In an earlier effort to resolve the dispute, Ameo increased its wage offer in the middle of last month from the 6.5% previously offered to 8% for hourly paid production workers and to 7.5% for artisans in an effort to reach a three-year labour settlement.

Ameo's offer included a wage increase linked to the CPI in the second and third years, but in a surprise move Numsa demanded the CPI increase plus 2% in second and third years. Ameo's increase would mean an average basic wage for production employees of R3 065 a month before benefits and overtime.

Ameo asked Numsa for another meeting on Tuesday, but the union said the possibility of resolution was not encouraging.

Smith, who is also Ameo chairman, said a national strike would have dramatic consequences for the industry and the economy.

"All seven (manufacturers) have or are currently negotiating extensive export contracts. Strike action will impact on overseas plants, and certain parts that are produced locally (and exported) could even stop production overseas," he said.

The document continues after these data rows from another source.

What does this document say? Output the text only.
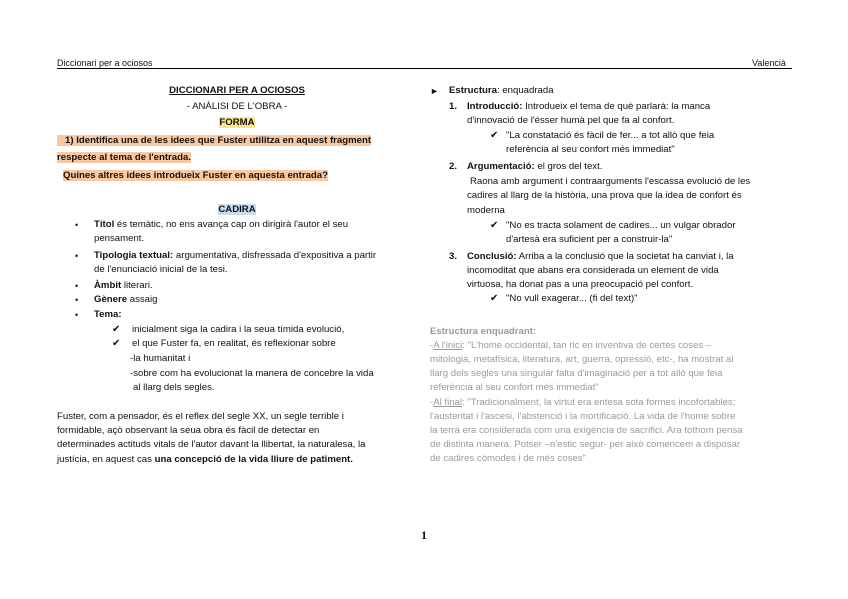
Diccionari per a ociosos	Valencià
DICCIONARI PER A OCIOSOS
- ANÀLISI DE L'OBRA -
FORMA
1) Identifica una de les idees que Fuster utilitza en aquest fragment
respecte al tema de l'entrada.
Quines altres idees introdueix Fuster en aquesta entrada?
CADIRA
• Títol és temàtic, no ens avança cap on dirigirà l'autor el seu
pensament.
• Tipologia textual: argumentativa, disfressada d'expositiva a partir
de l'enunciació inicial de la tesi.
• Àmbit literari.
• Gènere assaig
• Tema:
✔ inicialment siga la cadira i la seua tímida evolució,
✔ el que Fuster fa, en realitat, és reflexionar sobre
-la humanitat i
-sobre com ha evolucionat la manera de concebre la vida
al llarg dels segles.
Fuster, com a pensador, és el reflex del segle XX, un segle terrible i
formidable, açò observant la seua obra és fàcil de detectar en
determinades actituds vitals de l'autor davant la llibertat, la naturalesa, la
justícia, en aquest cas una concepció de la vida lliure de patiment.
► Estructura: enquadrada
1. Introducció: Introdueix el tema de què parlarà: la manca
d'innovació de l'ésser humà pel que fa al confort.
✔ "La constatació és fàcil de fer... a tot allò que feia
referència al seu confort més immediat"
2. Argumentació: el gros del text.
Raona amb argument i contraarguments l'escassa evolució de les
cadires al llarg de la història, una prova que la idea de confort és
moderna
✔ "No es tracta solament de cadires... un vulgar obrador
d'artesà era suficient per a construir-la"
3. Conclusió: Arriba a la conclusió que la societat ha canviat i, la
incomoditat que abans era considerada un element de vida
virtuosa, ha donat pas a una preocupació pel confort.
✔ "No vull exagerar... (fi del text)"
Estructura enquadrant:
-A l'inici: "L'home occidental, tan ric en inventiva de certes coses –
mitologia, metafísica, literatura, art, guerra, opressió, etc-, ha mostrat al
llarg dels segles una singular falta d'imaginació per a tot allò que feia
referència al seu confort més immediat"
-Al final: "Tradicionalment, la virtut era entesa sota formes incofortables:
l'austeritat i l'ascesi, l'abstenció i la mortificació. La vida de l'home sobre
la terra era considerada com una exigència de sacrifici. Ara tothom pensa
de distinta manera. Potser –n'estic segur- per això comencem a disposar
de cadires còmodes i de més coses"
1
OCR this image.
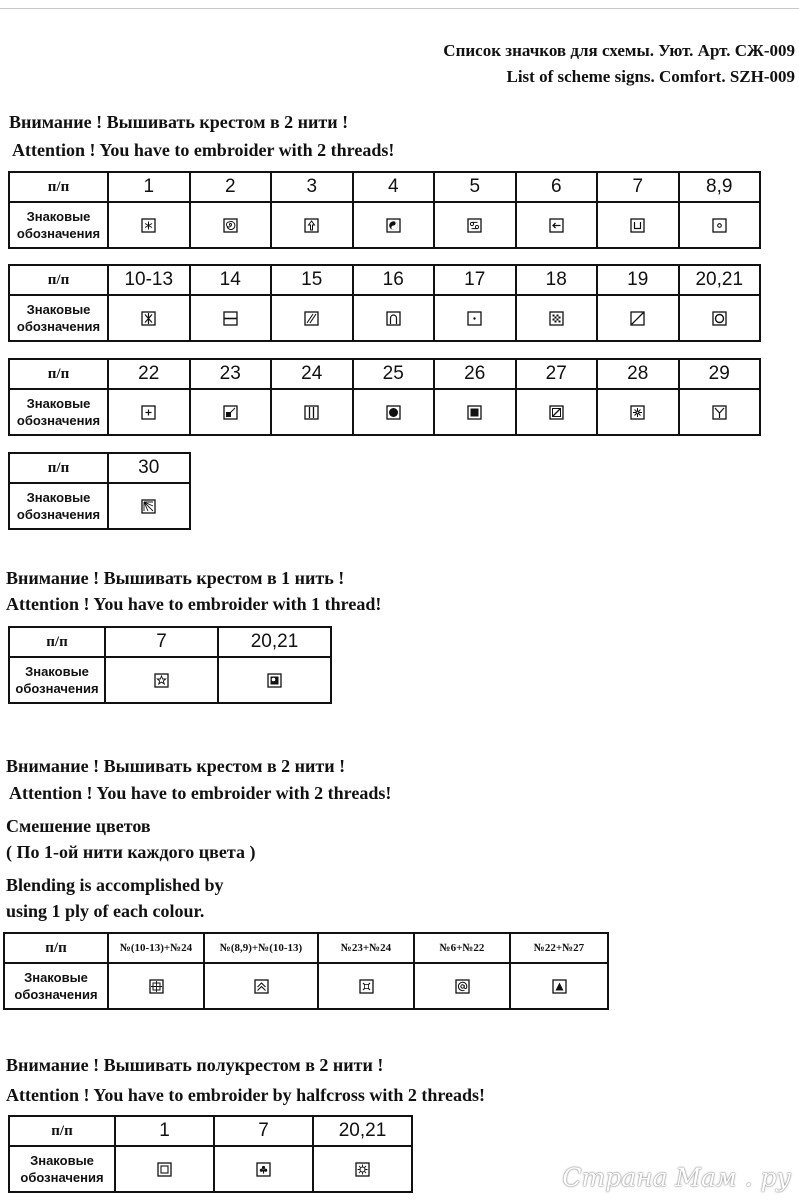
Список значков для схемы. Уют. Арт. СЖ-009
List of scheme signs. Comfort. SZH-009
Внимание ! Вышивать крестом в 2 нити !
Attention ! You have to embroider with 2 threads!
п/п	1	2	3	4	5	6	7	8,9

Знаковые
обозначения

п/п	10-13	14	15	16	17	18	19	20,21

Знаковые
обозначения

п/п	22	23	24	25	26	27	28	29

Знаковые
обозначения

п/п	30

Знаковые
обозначения

Внимание ! Вышивать крестом в 1 нить !
Attention ! You have to embroider with 1 thread!
п/п	7	20,21

Знаковые
обозначения

Внимание ! Вышивать крестом в 2 нити !
Attention ! You have to embroider with 2 threads!
Смешение цветов
( По 1-ой нити каждого цвета )
Blending is accomplished by
using 1 ply of each colour.
п/п	№(10-13)+№24	№(8,9)+№(10-13)	№23+№24	№6+№22	№22+№27

Знаковые
обозначения

Внимание ! Вышивать полукрестом в 2 нити !
Attention ! You have to embroider by halfcross with 2 threads!
п/п	1	7	20,21

Знаковые
обозначения

		Страна Мам . ру
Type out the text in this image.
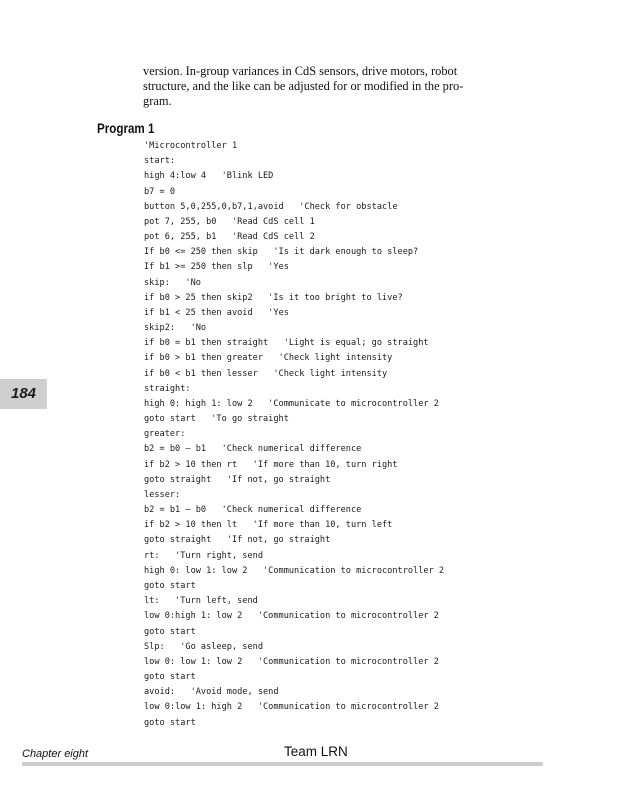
version. In-group variances in CdS sensors, drive motors, robot
structure, and the like can be adjusted for or modified in the pro-
gram.
Program 1
'Microcontroller 1
start:
high 4:low 4   'Blink LED
b7 = 0
button 5,0,255,0,b7,1,avoid   'Check for obstacle
pot 7, 255, b0   'Read CdS cell 1
pot 6, 255, b1   'Read CdS cell 2
If b0 <= 250 then skip   'Is it dark enough to sleep?
If b1 >= 250 then slp   'Yes
skip:   'No
if b0 > 25 then skip2   'Is it too bright to live?
if b1 < 25 then avoid   'Yes
skip2:   'No
if b0 = b1 then straight   'Light is equal; go straight
if b0 > b1 then greater   'Check light intensity
if b0 < b1 then lesser   'Check light intensity
straight:
high 0: high 1: low 2   'Communicate to microcontroller 2
goto start   'To go straight
greater:
b2 = b0 – b1   'Check numerical difference
if b2 > 10 then rt   'If more than 10, turn right
goto straight   'If not, go straight
lesser:
b2 = b1 – b0   'Check numerical difference
if b2 > 10 then lt   'If more than 10, turn left
goto straight   'If not, go straight
rt:   'Turn right, send
high 0: low 1: low 2   'Communication to microcontroller 2
goto start
lt:   'Turn left, send
low 0:high 1: low 2   'Communication to microcontroller 2
goto start
Slp:   'Go asleep, send
low 0: low 1: low 2   'Communication to microcontroller 2
goto start
avoid:   'Avoid mode, send
low 0:low 1: high 2   'Communication to microcontroller 2
goto start
184
Chapter eight	Team LRN
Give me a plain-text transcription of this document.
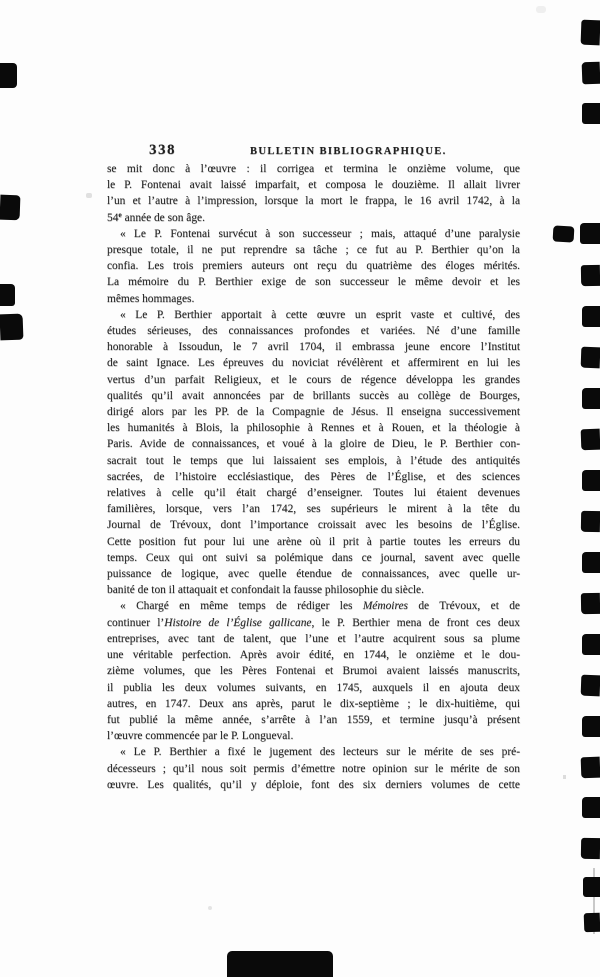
338	BULLETIN BIBLIOGRAPHIQUE.

se mit donc à l’œuvre : il corrigea et termina le onzième volume, que
le P. Fontenai avait laissé imparfait, et composa le douzième. Il allait livrer
l’un et l’autre à l’impression, lorsque la mort le frappa, le 16 avril 1742, à la
54e année de son âge.

« Le P. Fontenai survécut à son successeur ; mais, attaqué d’une paralysie
presque totale, il ne put reprendre sa tâche ; ce fut au P. Berthier qu’on la
confia. Les trois premiers auteurs ont reçu du quatrième des éloges mérités.
La mémoire du P. Berthier exige de son successeur le même devoir et les
mêmes hommages.

« Le P. Berthier apportait à cette œuvre un esprit vaste et cultivé, des
études sérieuses, des connaissances profondes et variées. Né d’une famille
honorable à Issoudun, le 7 avril 1704, il embrassa jeune encore l’Institut
de saint Ignace. Les épreuves du noviciat révélèrent et affermirent en lui les
vertus d’un parfait Religieux, et le cours de régence développa les grandes
qualités qu’il avait annoncées par de brillants succès au collège de Bourges,
dirigé alors par les PP. de la Compagnie de Jésus. Il enseigna successivement
les humanités à Blois, la philosophie à Rennes et à Rouen, et la théologie à
Paris. Avide de connaissances, et voué à la gloire de Dieu, le P. Berthier con-
sacrait tout le temps que lui laissaient ses emplois, à l’étude des antiquités
sacrées, de l’histoire ecclésiastique, des Pères de l’Église, et des sciences
relatives à celle qu’il était chargé d’enseigner. Toutes lui étaient devenues
familières, lorsque, vers l’an 1742, ses supérieurs le mirent à la tête du
Journal de Trévoux, dont l’importance croissait avec les besoins de l’Église.
Cette position fut pour lui une arène où il prit à partie toutes les erreurs du
temps. Ceux qui ont suivi sa polémique dans ce journal, savent avec quelle
puissance de logique, avec quelle étendue de connaissances, avec quelle ur-
banité de ton il attaquait et confondait la fausse philosophie du siècle.

« Chargé en même temps de rédiger les Mémoires de Trévoux, et de
continuer l’Histoire de l’Église gallicane, le P. Berthier mena de front ces deux
entreprises, avec tant de talent, que l’une et l’autre acquirent sous sa plume
une véritable perfection. Après avoir édité, en 1744, le onzième et le dou-
zième volumes, que les Pères Fontenai et Brumoi avaient laissés manuscrits,
il publia les deux volumes suivants, en 1745, auxquels il en ajouta deux
autres, en 1747. Deux ans après, parut le dix-septième ; le dix-huitième, qui
fut publié la même année, s’arrête à l’an 1559, et termine jusqu’à présent
l’œuvre commencée par le P. Longueval.

« Le P. Berthier a fixé le jugement des lecteurs sur le mérite de ses pré-
décesseurs ; qu’il nous soit permis d’émettre notre opinion sur le mérite de son
œuvre. Les qualités, qu’il y déploie, font des six derniers volumes de cette
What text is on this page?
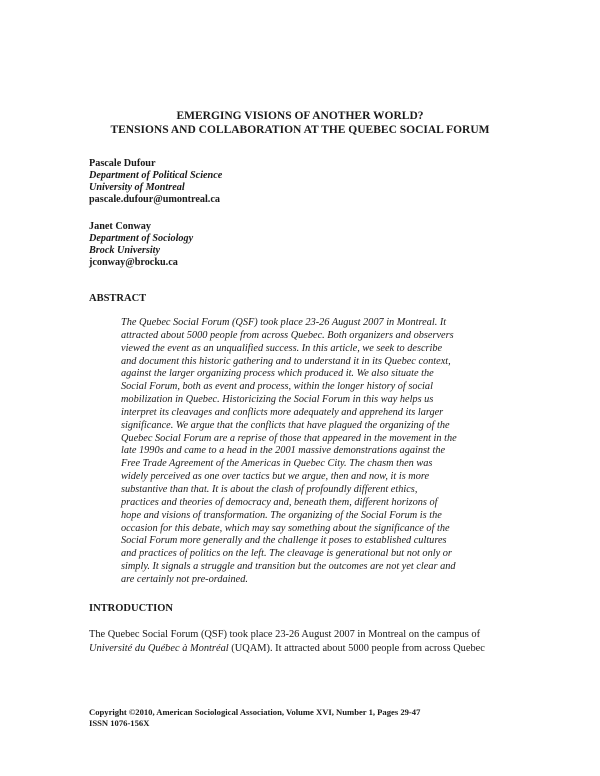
EMERGING VISIONS OF ANOTHER WORLD?
TENSIONS AND COLLABORATION AT THE QUEBEC SOCIAL FORUM
Pascale Dufour
Department of Political Science
University of Montreal
pascale.dufour@umontreal.ca
Janet Conway
Department of Sociology
Brock University
jconway@brocku.ca
ABSTRACT
The Quebec Social Forum (QSF) took place 23-26 August 2007 in Montreal. It
attracted about 5000 people from across Quebec. Both organizers and observers
viewed the event as an unqualified success. In this article, we seek to describe
and document this historic gathering and to understand it in its Quebec context,
against the larger organizing process which produced it. We also situate the
Social Forum, both as event and process, within the longer history of social
mobilization in Quebec. Historicizing the Social Forum in this way helps us
interpret its cleavages and conflicts more adequately and apprehend its larger
significance. We argue that the conflicts that have plagued the organizing of the
Quebec Social Forum are a reprise of those that appeared in the movement in the
late 1990s and came to a head in the 2001 massive demonstrations against the
Free Trade Agreement of the Americas in Quebec City. The chasm then was
widely perceived as one over tactics but we argue, then and now, it is more
substantive than that. It is about the clash of profoundly different ethics,
practices and theories of democracy and, beneath them, different horizons of
hope and visions of transformation. The organizing of the Social Forum is the
occasion for this debate, which may say something about the significance of the
Social Forum more generally and the challenge it poses to established cultures
and practices of politics on the left. The cleavage is generational but not only or
simply. It signals a struggle and transition but the outcomes are not yet clear and
are certainly not pre-ordained.
INTRODUCTION
The Quebec Social Forum (QSF) took place 23-26 August 2007 in Montreal on the campus of
Université du Québec à Montréal (UQAM). It attracted about 5000 people from across Quebec
Copyright ©2010, American Sociological Association, Volume XVI, Number 1, Pages 29-47
ISSN 1076-156X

"Many thousands of jobs in the industry are now dependent on export orders, and these could be placed at risk."

Describing motor manufacturers as "intransigent" and lacking in management skills, Tony Kgobe, Numsa's national sector co-ordinator, said the mandate from the National Shop Steward Council after two days of intense discussion was that "workers should embark on full-blown industrial strike action as soon as we receive the certificate from the commissioner".

The union will approach the CCMA on Tuesday for the certificate (for a legal strike) and give employers 48 hours' notice. "We will be on strike on either Thursday or Friday," said Kgobe. The right to strike was entrenched in the Labour Relations Act and the constitution.

In other developments on the labour front, all but two unions in the metal and electrical industries accepted the final settlement negotiated with the Steel and Engineering Industries Federation of SA (Seifsa).

Seifsa's executive director, Brian Angus, said that the Metal and Electrical Workers Union of SA and the Chemical Workers Industrial Union had yet to accept the terms.

The National Union of Metal Workers' of SA (Numsa), the Steel, Engineering and Allied workers' Union of SA and the Radio, Television, Electronics and Allied Workers' Union representing about 270 000 workers accepted an increased offer of 7.2% from Seifsa.

On Friday, the SA Footplate Staff Association went on strike after its wage negotiations with Metrorail deadlocked. More than a million rail commuters were affected. The matter has been referred to the CCMA.

On Thursday, the dispute between the National Union of Mineworkers and De Beers was resolved, but the SA Commercial, Catering and Allied Workers' Union was threatening a strike at retail group Edgars.

According to industrial relations group Andrew Levy & Associates, in 91.6% of wage negotiations surveyed in the first half of the year no industrial action was taken, and it took 84 days on average to reach agreement.

The survey showed that the average wage settlement in the first half of the year was 9.2% compared with 9.7% in the previous year, with increases ranging from 6% in the municipal sector to 18% in transport.

Initial union demands ranged from 9% to 150%, while employers offers range from zero to 10% with an average of 6%. The average minimum wage in the first six months was R1 884.

Andrew Levy said that in the first half of the year, 310 000 man-days were lost to strikes, compared with 260 000 in the same period last year.